Was haben steigende Sprit- und Energiepreise mit Mietpreisen zu tun? Die untaugliche Regulierung, könnte man meinen.

Die „zweite Miete“ (Nebenkosten) „frisst“ die „erste Miete“ (Nettokaltmiete). So hört man es oft. Und die steigenden fossilen Energiepreise erinnern aktuell hieran.

Tatsächlich haben Mietpreise und Energiepreise in der Immobilienwirtschaft ein ambivalentes Verhältnis.

Steigende Energiepreise werden gerne als Argument gegen Mietpreisregulierung angeführt, um zu verdeutlichen, dass nicht nur die Nettokaltmiete Preistreiber ist. Manche wollen gar behaupten, „inflationsbereinigt“ seien die Mietsteigerungen gar nicht so erheblich. Steigende Energiepreise werden aber umgekehrt auch als Argument für Mietpreisregulierung angeführt: Die finanzielle Belastung der Mietenden durch gestiegene Energie-, Lebenshaltungs- und Mietnebenkosten rechtfertige eine Regulierung der Nettokaltmiete.

  1. Richtig ist, dass die Eingriffsintensität einer Mietpreisregulierung durch die Höhe der Inflationsrate beeinflusst wird. Die der Höhe nach beschränkten Mieten entfernen sich bei hoher Inflation immer mehr vom allgemeinen Lohn- und Preisniveau.
  2. Richtig ist aber auch, dass die finanzielle Belastbarkeit von Mietenden beschränkt ist. Was nicht bezahlbar ist, ist nicht bezahlbar, unabhängig davon, ob dies nun in der gestiegenen Inflation oder in der gestiegenden Miete seine Ursache hat.
Fuel Prices Soar, Housing Trembles illustration with $7.50 gas pump and housing market instability text.

Nach dem Willen der Bundeswirtschaftsministerin sollen Vermietende über das neue „Gebäudemodernisierungsgesetz“ nun nicht nur fossile, sondern auch unwirtschaftliche Heizungen neu einbauen dürfen.

Und es gibt wirklich Fossilokraten unter den Vermietenden, die sich darüber freuen.
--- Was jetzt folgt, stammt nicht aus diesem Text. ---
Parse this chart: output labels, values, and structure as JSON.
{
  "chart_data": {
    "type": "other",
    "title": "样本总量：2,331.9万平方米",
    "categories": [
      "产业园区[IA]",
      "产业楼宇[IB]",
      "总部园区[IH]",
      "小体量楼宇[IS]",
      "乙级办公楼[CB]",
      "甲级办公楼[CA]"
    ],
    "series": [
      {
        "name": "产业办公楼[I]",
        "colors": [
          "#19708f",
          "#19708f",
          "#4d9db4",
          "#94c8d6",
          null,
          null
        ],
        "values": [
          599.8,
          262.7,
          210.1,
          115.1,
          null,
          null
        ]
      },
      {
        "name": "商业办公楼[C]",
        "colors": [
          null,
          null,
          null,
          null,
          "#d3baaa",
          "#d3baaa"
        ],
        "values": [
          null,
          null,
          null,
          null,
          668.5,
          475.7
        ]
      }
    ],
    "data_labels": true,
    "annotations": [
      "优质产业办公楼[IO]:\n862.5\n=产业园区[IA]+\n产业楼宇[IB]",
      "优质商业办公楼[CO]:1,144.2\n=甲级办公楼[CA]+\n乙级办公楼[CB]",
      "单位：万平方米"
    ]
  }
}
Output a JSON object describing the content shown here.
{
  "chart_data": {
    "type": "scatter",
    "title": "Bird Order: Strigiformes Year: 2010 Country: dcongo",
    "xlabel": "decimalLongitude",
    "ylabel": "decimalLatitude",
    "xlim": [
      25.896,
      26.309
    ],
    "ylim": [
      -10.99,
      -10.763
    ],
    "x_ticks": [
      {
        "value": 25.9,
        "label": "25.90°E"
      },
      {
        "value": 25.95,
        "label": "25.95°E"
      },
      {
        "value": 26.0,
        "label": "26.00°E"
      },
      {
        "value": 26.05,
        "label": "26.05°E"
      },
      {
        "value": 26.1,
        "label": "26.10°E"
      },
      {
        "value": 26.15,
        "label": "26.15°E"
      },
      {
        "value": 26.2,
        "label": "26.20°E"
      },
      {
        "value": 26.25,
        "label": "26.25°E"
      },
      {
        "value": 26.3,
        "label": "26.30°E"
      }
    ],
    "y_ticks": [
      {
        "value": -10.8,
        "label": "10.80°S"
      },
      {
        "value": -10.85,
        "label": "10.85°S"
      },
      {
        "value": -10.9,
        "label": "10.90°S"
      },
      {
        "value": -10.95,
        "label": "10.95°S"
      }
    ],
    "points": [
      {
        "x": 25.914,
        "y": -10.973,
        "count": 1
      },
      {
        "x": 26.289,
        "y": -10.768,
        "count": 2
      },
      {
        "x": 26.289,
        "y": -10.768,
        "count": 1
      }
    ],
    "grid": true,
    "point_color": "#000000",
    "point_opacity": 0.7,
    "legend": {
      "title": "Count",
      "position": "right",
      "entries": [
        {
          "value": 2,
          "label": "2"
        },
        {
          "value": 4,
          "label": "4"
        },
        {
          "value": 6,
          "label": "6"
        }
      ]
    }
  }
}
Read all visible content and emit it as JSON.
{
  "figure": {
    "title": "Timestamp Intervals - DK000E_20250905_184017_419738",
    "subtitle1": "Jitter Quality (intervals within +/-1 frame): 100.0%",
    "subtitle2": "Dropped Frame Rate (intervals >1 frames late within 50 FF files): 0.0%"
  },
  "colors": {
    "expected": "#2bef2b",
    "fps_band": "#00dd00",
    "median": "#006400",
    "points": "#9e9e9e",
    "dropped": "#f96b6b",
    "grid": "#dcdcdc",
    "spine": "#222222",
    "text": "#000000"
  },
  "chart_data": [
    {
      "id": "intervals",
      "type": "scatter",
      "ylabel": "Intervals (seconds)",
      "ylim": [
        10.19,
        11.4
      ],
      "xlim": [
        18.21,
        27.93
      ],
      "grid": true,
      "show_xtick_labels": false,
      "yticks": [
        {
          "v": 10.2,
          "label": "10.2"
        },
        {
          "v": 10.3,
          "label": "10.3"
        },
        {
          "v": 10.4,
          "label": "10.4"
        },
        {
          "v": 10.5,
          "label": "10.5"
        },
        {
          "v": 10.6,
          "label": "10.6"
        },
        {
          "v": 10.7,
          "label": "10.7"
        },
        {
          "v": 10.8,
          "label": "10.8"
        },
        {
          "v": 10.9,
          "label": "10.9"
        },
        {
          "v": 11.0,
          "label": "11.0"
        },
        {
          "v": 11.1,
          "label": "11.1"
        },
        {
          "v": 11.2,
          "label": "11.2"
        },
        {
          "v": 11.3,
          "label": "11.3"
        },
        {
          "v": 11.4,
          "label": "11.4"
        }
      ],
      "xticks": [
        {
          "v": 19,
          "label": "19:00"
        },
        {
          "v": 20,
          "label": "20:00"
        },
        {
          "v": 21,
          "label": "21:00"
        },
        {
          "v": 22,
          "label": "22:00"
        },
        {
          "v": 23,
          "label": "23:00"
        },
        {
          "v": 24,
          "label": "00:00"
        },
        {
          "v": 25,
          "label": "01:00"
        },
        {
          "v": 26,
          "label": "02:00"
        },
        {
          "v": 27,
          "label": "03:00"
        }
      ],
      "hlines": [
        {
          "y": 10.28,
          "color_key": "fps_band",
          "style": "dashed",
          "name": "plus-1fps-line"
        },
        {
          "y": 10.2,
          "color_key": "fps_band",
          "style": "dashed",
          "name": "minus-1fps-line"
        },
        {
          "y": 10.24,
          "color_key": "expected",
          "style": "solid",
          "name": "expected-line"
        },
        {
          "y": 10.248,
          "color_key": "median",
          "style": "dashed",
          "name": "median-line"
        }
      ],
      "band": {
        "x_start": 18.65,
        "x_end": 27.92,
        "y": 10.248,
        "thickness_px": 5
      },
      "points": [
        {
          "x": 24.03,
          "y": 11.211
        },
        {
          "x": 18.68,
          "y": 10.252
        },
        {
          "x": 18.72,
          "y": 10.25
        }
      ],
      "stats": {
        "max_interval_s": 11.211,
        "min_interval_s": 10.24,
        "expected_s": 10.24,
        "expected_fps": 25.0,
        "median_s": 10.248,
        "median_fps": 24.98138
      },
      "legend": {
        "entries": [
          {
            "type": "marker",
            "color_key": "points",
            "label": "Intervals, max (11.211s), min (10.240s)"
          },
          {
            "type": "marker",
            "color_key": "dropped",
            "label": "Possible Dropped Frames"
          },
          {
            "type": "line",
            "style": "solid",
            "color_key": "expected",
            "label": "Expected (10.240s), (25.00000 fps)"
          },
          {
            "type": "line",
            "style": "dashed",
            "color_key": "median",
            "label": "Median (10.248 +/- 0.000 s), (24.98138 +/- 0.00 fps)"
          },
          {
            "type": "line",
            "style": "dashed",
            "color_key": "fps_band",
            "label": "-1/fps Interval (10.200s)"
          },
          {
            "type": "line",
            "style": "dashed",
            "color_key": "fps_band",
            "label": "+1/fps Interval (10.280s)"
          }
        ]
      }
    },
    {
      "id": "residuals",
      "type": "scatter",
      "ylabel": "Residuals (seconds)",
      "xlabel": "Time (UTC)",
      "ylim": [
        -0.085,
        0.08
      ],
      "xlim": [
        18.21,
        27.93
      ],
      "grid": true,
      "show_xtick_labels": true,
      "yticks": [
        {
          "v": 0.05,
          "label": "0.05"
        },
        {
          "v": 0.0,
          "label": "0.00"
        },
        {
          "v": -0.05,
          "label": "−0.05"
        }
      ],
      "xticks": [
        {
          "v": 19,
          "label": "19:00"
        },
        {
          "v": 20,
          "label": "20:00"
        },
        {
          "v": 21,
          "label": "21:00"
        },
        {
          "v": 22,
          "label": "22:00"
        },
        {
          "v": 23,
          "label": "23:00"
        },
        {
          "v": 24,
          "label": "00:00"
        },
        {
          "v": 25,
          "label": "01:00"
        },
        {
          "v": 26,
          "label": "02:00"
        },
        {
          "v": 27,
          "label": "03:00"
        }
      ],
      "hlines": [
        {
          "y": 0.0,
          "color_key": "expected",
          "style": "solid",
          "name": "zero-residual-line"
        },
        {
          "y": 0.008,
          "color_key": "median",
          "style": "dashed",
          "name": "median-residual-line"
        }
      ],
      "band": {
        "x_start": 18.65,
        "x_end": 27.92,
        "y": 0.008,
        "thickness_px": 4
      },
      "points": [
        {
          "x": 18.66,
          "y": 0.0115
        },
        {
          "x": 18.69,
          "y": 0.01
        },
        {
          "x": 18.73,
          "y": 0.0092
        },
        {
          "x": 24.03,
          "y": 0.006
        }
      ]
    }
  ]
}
Eine kurzsichtige Freude, auch unter dem Gesichtspunkt der Mietpreisregulierung.

Zum einen schmälern sie mit unwirtschaftlichen Heizungen im finanziellen Rahmen der Mietenden jenen Teil, der für die Nettokaltmiete bleibt (vorstehend Pkt. 2.).

Zum anderen nehmen sie sich das Argument des Verweises auf externe Preistreiber (vorstehend Pkt. 1), da sie nun nicht nur die Nettokaltmiete verantworten, sondern auch die Ursache setzen für hohe Energiekosten.

Im eingangs angeführten Bild fressen die fossilokratischen Vermietenden also ihre eigene Nettokaltmiete auf, preislich und argumentativ – unabhängig davon, dass sie sich dem Wirtschaftlichkeitsgebot werden stellen müssen und dass das BMWi schon die nächste untaugliche Regulierung ankündigt.

Die Lösung ist eine andere.

Die beste Absicherung gegen Preisschocks wie den, dem sich die EU derzeit ausgesetzt sieht, ist der Übergang zu sauberer Energie. Jetzt gilt es, keine Zeit zu verlieren.

Mehr Investitionen in erneuerbare Energien, Gebäuderenovierungen und Energieeffizienz gehören auch dazu, um die Vorsorge für mögliche künftige Preisschocks zu verbessern, die Marktintegration und Widerstandsfähigkeit zu erhöhen, die Stellung der Verbraucher zu stärken, den Zugang zu bezahlbarer Energie zu verbessern und die Abhängigkeit von volatilen fossilen Brennstoffen zu verringern

Das kommt natürlich nicht aus dem BMWi. Es steht in der Mitteilung der EU-Kommission: Steigende Energiepreise – eine „Toolbox“ mit Gegenmaßnahmen und Hilfeleistungen – und kommt aus 2021. Ein erschreckender Gradmesser für die Rückschrittlichkeit der heutigen Bundeswirtschaftsministerin. Vielleicht kann ihr jemand diese Toolbox in die Postmappe legen. Sie braucht ja offenbar dringend Hilfsleistungen von außen, nicht nur bei der Spritpreisregulierung.